Позже, уже укладываясь, я думал об этом разговоре и дивился, как переменились мои дети за два года — и в особенности за петербургский год. Прежняя Анна — та, что встретила меня настороженной, обиженной на покойного отца девочкой, — не сумела бы так просто и так великодушно порадоваться отцовой женитьбе; в ней говорила бы ревность, обида за мать, девичий эгоизм. А эта, нынешняя, петербургская Анна порадовалась чисто, по-взрослому, думая не о себе, а обо мне, о моём одиночестве. Так вырастает человек: от себя — к другим, от «как это для меня» — к «как это для тебя». И то, что дочь моя проделала этот путь, было мне дороже всех её курсовых успехов, потому что курсы дают знание, а вот эту способность радоваться за другого не дают нигде, она вырастает сама, из доброго сердца, выросшего в добром доме.
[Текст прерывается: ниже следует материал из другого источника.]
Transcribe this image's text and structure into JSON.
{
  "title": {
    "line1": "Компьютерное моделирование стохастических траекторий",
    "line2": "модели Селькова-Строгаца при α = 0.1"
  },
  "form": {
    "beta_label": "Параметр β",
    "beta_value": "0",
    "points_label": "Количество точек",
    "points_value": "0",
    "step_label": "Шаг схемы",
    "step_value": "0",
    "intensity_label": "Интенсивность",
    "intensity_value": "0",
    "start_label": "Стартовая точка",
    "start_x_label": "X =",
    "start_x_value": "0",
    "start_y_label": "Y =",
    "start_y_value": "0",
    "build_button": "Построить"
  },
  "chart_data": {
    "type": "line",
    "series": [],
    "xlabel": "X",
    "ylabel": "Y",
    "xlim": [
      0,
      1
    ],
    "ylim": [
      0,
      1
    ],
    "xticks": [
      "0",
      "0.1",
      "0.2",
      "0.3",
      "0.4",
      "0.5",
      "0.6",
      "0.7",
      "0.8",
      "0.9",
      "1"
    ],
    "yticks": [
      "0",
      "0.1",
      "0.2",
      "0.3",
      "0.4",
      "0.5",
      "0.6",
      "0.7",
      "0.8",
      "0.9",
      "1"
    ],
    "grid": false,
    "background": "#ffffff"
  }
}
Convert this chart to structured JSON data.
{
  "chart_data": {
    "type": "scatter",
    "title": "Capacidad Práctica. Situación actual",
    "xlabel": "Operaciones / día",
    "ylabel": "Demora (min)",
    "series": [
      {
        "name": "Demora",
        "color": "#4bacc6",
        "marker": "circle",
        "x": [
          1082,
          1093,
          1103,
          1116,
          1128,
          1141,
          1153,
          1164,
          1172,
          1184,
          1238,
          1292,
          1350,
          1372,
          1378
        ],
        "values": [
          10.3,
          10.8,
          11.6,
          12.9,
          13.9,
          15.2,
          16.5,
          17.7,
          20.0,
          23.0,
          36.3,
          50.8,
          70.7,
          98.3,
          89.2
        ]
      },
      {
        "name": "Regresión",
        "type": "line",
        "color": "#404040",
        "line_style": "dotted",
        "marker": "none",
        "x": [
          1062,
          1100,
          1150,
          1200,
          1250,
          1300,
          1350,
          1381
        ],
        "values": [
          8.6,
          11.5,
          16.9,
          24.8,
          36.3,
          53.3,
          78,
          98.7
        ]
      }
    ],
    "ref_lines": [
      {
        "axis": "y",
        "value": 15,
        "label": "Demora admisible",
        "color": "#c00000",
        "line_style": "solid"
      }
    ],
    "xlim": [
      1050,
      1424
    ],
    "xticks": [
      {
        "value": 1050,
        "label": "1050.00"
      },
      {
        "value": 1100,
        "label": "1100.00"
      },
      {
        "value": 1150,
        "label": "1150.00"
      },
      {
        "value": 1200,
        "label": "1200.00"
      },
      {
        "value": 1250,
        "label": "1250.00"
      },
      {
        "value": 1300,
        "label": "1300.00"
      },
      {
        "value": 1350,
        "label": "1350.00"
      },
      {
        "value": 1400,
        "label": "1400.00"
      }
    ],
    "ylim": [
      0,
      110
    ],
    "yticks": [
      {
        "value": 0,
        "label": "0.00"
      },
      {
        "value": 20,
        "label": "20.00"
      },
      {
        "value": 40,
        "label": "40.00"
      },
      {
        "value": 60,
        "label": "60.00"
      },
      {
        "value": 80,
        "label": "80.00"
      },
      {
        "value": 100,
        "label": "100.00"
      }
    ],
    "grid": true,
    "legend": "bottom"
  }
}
И Николай — тот же путь, по-своему, по-мужски. Год назад он бы, верно, заревновал, насупился, увидел бы в мачехе угрозу. А нынче — «нам спокойнее, что ты не один», «позови на свадьбу». Думал не о том, что в дом войдёт чужая, а о том, что отец перестанет быть одинок. Оба моих ребёнка за этот год переросли детский эгоизм и вышли к той взрослой доброте, которая радуется чужому счастью как своему. И, засыпая в ту ночь, в полном детьми доме, я думал, что вот это, может быть, и есть лучшее, что я за два года сделал, — не дамба, не завод, а вот эти двое выросших добрых людей, которые умеют радоваться за другого. Вырастить человека, умеющего радоваться за другого, — выше этого, кажется, ничего и нет.